De cet exil massif, l’administration française en consignera une partie, environ 185.000 personnes. Ce sont leurs traces que l’on peut désormais consulter en ligne.
Dans les tiroirs de l’Ofpra, 185.000 vies d’exil espagnol ressurgissent
Dans une pièce basse de plafond, au siège de l’Office français de protection des réfugiés et apatrides à Fontenay-sous-Bois, la mémoire dormait dans 121 tiroirs métalliques. Des fiches cartonnées, classées au cordeau, où défilent des patronymes venus d’Espagne.
Sur ces cartons, des vies résumées en quelques lignes. Un lieu de naissance, un métier, une adresse en France, parfois une mention politique, souvent la trace d’une persécution. On y croise quelques figures connues, comme Federica Montseny. Mais surtout une multitude d’anonymes, souvent brisés, toujours bouleversés par l’exil.
L’autre histoire des réfugiés espagnols en France
L’accueil en France, s’il a offert un refuge, fut loin d’être idyllique. À peine arrivés, des dizaines de milliers d’hommes sont parqués dans des camps de fortune, coupés des leurs, livrés à des conditions de vie rudes.
Beaucoup seront ensuite employés comme main-d’œuvre dans des secteurs essentiels : mines, chantiers, agriculture ou exploitation forestière.
Puis vient la Seconde Guerre mondiale, et avec elle un nouveau basculement. Certains sont arrêtés par les nazis, déportés jusqu’au Camp de concentration de Mauthausen, où des milliers d’Espagnols trouvent la mort. D’autres sont happés par l’économie de guerre ou contraints de travailler sous le régime de Vichy.
Une mémoire enfin accessible
La mise en ligne de ces archives marque un tournant. Longtemps cantonnées aux salles de consultation, elles deviennent accessibles à tous, après création d’un compte.
Numérisées et indexées en un peu plus d’un an, avec l’appui de l’intelligence artificielle, elles s’inscrivent dans une coopération franco-espagnole autour de la mémoire. Une dérogation du ministère de la Culture permet en outre d’ouvrir ces dossiers avant les délais habituels, pour la période 1945-1978.

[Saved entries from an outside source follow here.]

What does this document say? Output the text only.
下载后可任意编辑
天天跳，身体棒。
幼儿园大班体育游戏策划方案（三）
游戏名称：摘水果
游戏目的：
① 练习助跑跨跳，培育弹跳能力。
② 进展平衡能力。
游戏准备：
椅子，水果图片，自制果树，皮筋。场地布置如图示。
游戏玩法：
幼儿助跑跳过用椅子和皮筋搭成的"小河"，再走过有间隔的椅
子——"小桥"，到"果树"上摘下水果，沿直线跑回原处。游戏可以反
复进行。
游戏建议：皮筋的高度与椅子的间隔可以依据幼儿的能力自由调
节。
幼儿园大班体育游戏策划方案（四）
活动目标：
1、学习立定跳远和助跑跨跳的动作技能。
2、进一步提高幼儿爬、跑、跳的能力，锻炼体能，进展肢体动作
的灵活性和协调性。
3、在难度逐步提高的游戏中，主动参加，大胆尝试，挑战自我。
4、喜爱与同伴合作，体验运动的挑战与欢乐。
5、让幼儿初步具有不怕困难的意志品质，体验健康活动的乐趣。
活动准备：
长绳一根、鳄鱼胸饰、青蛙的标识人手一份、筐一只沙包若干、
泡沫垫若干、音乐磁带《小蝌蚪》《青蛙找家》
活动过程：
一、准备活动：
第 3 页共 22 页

Au-delà de l’histoire, c’est aussi une affaire personnelle : retrouver un nom, une date, une empreinte. Refaire le fil d’un passé souvent resté en suspens.
Le fichier est désormais accessible en ligne sur ce lien. La consultation des documents nécessite toutefois la création préalable d’un compte personnel.
Chaque fiche renvoie par ailleurs à un dossier papier conservé par l’Ofpra, consultable sur place, en salle de lecture des archives.